Mayor James K. Hahn is no Jedi knight, but last week he was out there fighting for Los Angeles. He told the commission deciding whether San Fernando Valley secession should be put to voters in November that its analysis failed to prove that the Valley and the remaining city would stay financially whole. Hahn was right to stand up to a commission that has become more cheerleader than judge of the three secession bids before it. But as important as the legalities is the battle for the hearts of voters on either side of Mulholland Drive, for the heart of a city as diverse and electrifying as any fictional universe.
Angelenos have been remarkably detached from the prospect of dismantling their city. Los Angeles is for the most part a go-along, get-along kind of place. Take a Times poll in March that showed close to 50% support for secession citywide and just over 50% in the Valley. (It would have to win in both to pass.) The same poll found that residents throughout the city were pretty happy with the way things were going.
So why split? The sentiment outside the Valley seems to be, “If they want to go, why not let them?”
Because the Valley is Los Angeles, that’s why. It is the middle-class heart of a city increasingly split between the very rich and the very poor, a place where rising immigrants pursue the American dream of a house with a backyard as fervently as did the grandparents of third- and fourth-generation Angelenos before them. A city depends on its middle class, not just for a tax base but for stability.
The city has problems, of course, given its geographic and demographic breadth. But size and variety also are part of Los Angeles’ allure and energy, drawing artists and entrepreneurs, generating jobs, inspiring hilltop museums and conveying worldwide name recognition and clout.
Breaking up the city would not change how the schools, which are governed separately, are run, although residents often mistakenly cite this as reason to secede. A new Valley city of 1.4 million residents would have far less chance of creating a sense of community--such a sense is another reason cited for secession--than would the much-smaller neighborhood councils created by charter reform, 30 of which have already formed.

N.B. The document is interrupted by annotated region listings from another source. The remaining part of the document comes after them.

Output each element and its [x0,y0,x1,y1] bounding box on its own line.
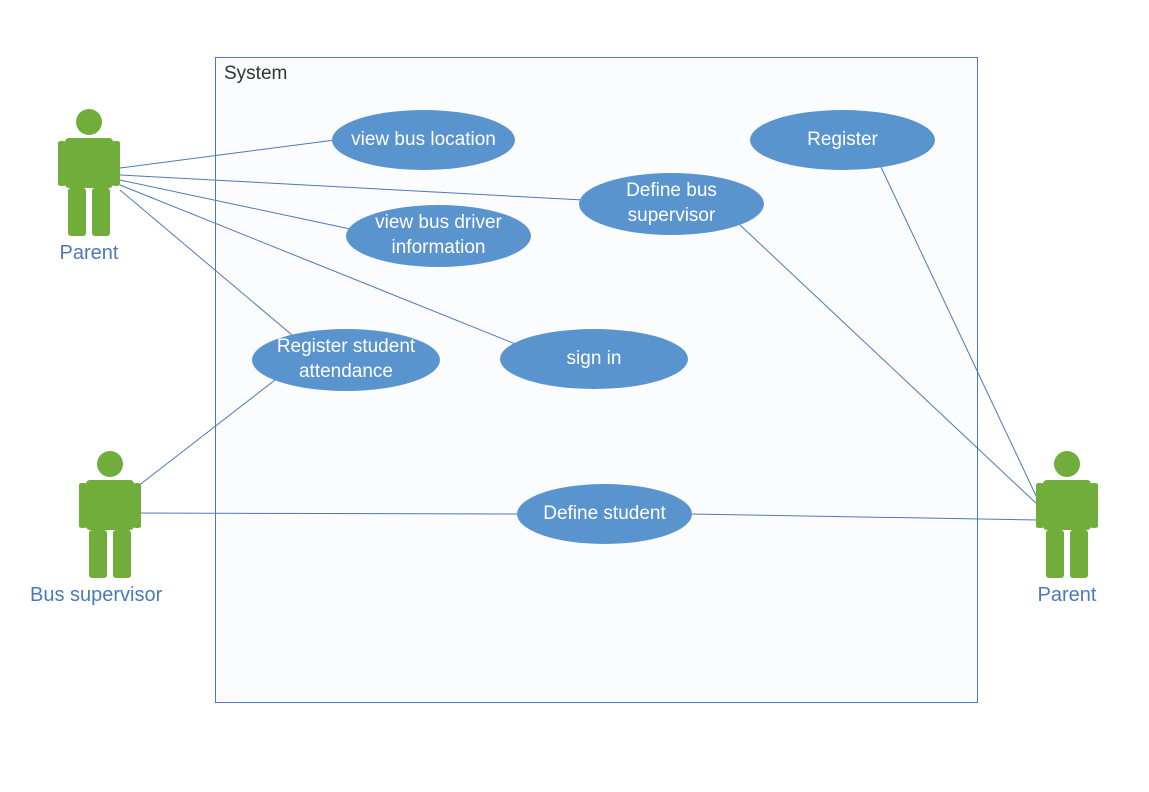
usecase-register[interactable]: Register [750,110,935,170]
person-icon [58,108,120,236]
usecase-define-bus-supervisor[interactable]: Define bus supervisor [579,173,764,235]
actor-label: Bus supervisor [30,584,162,607]
usecase-register-student-attendance[interactable]: Register student attendance [252,329,440,391]
actor-bus-supervisor[interactable]: Bus supervisor [30,450,162,607]
usecase-label: Define student [543,502,666,527]
usecase-sign-in[interactable]: sign in [500,329,688,389]
person-icon [1036,450,1098,578]
actor-parent-left[interactable]: Parent [58,108,120,265]
actor-parent-right[interactable]: Parent [1036,450,1098,607]
usecase-define-student[interactable]: Define student [517,484,692,544]
usecase-label: Register [807,128,878,153]
usecase-label: view bus location [351,128,496,153]
actor-label: Parent [60,242,119,265]
usecase-view-bus-driver-info[interactable]: view bus driver information [346,205,531,267]
usecase-view-bus-location[interactable]: view bus location [332,110,515,170]
usecase-label: view bus driver information [375,211,502,260]
usecase-label: Register student attendance [277,335,415,384]
usecase-label: sign in [567,347,622,372]
actor-label: Parent [1038,584,1097,607]
system-title: System [224,63,287,85]
person-icon [79,450,141,578]
usecase-label: Define bus supervisor [626,179,717,228]
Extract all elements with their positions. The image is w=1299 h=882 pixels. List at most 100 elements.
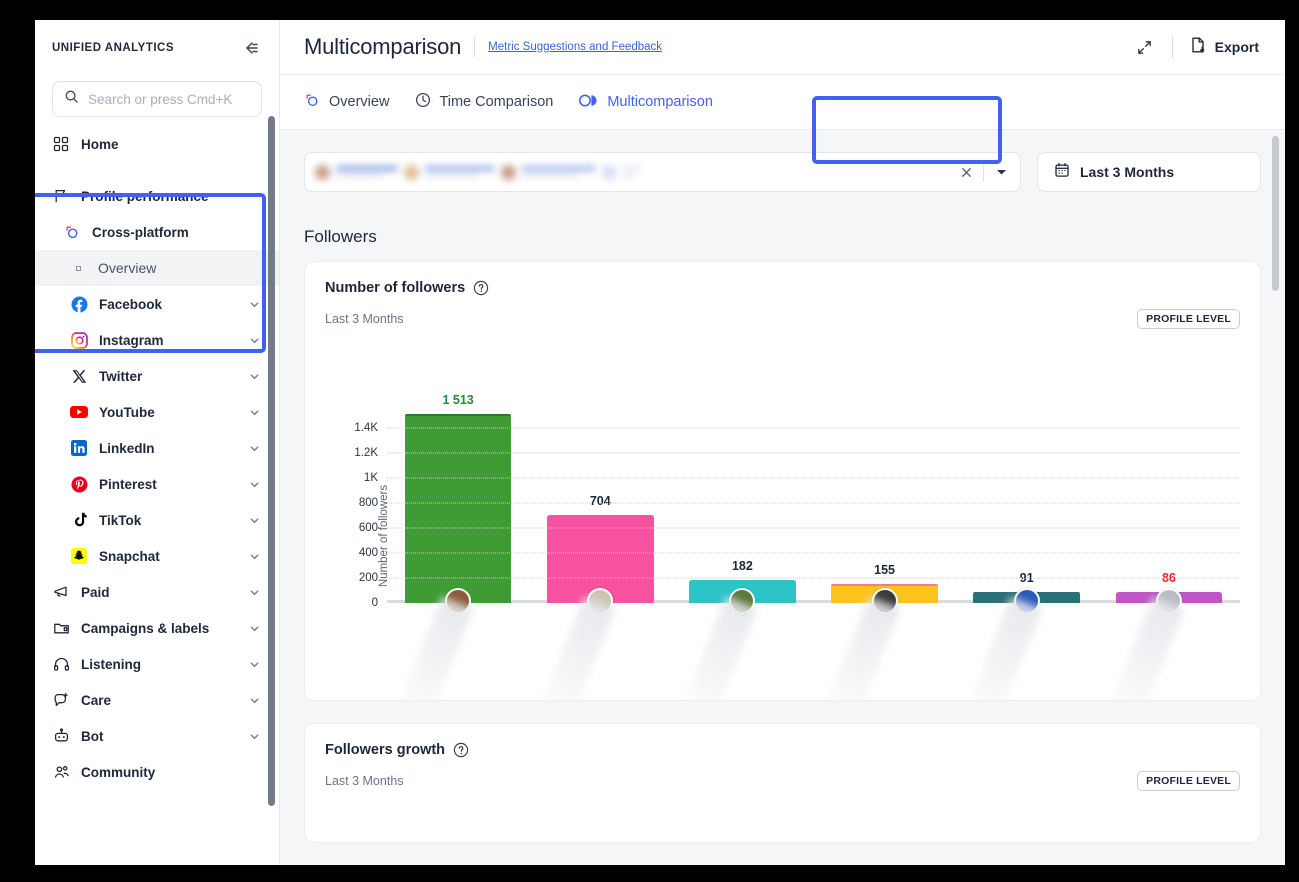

When Los Angeles residents from throughout the city voted to rewrite the charter, almost eight decades old, they did so in the belief that they could make this big, frustrating, dynamic, exciting and always surprising city work better. A nascent idea in the City Council to set up a borough system like New York’s is in that same can-do spirit. Han Solo, after all, didn’t pack up and leave when the going got tough. (Well, OK, he thought about it.) He pulled out his screwdriver and coaxed his mechanically challenged spaceship into action, willing to see what he could get it to do. A lot, as it turned out.
Hahn needs to work harder to kindle this kind of proud and adventurous civic spirit. But he can’t save the city alone. To your light sabers, citizens of Los Angeles. All of Los Angeles.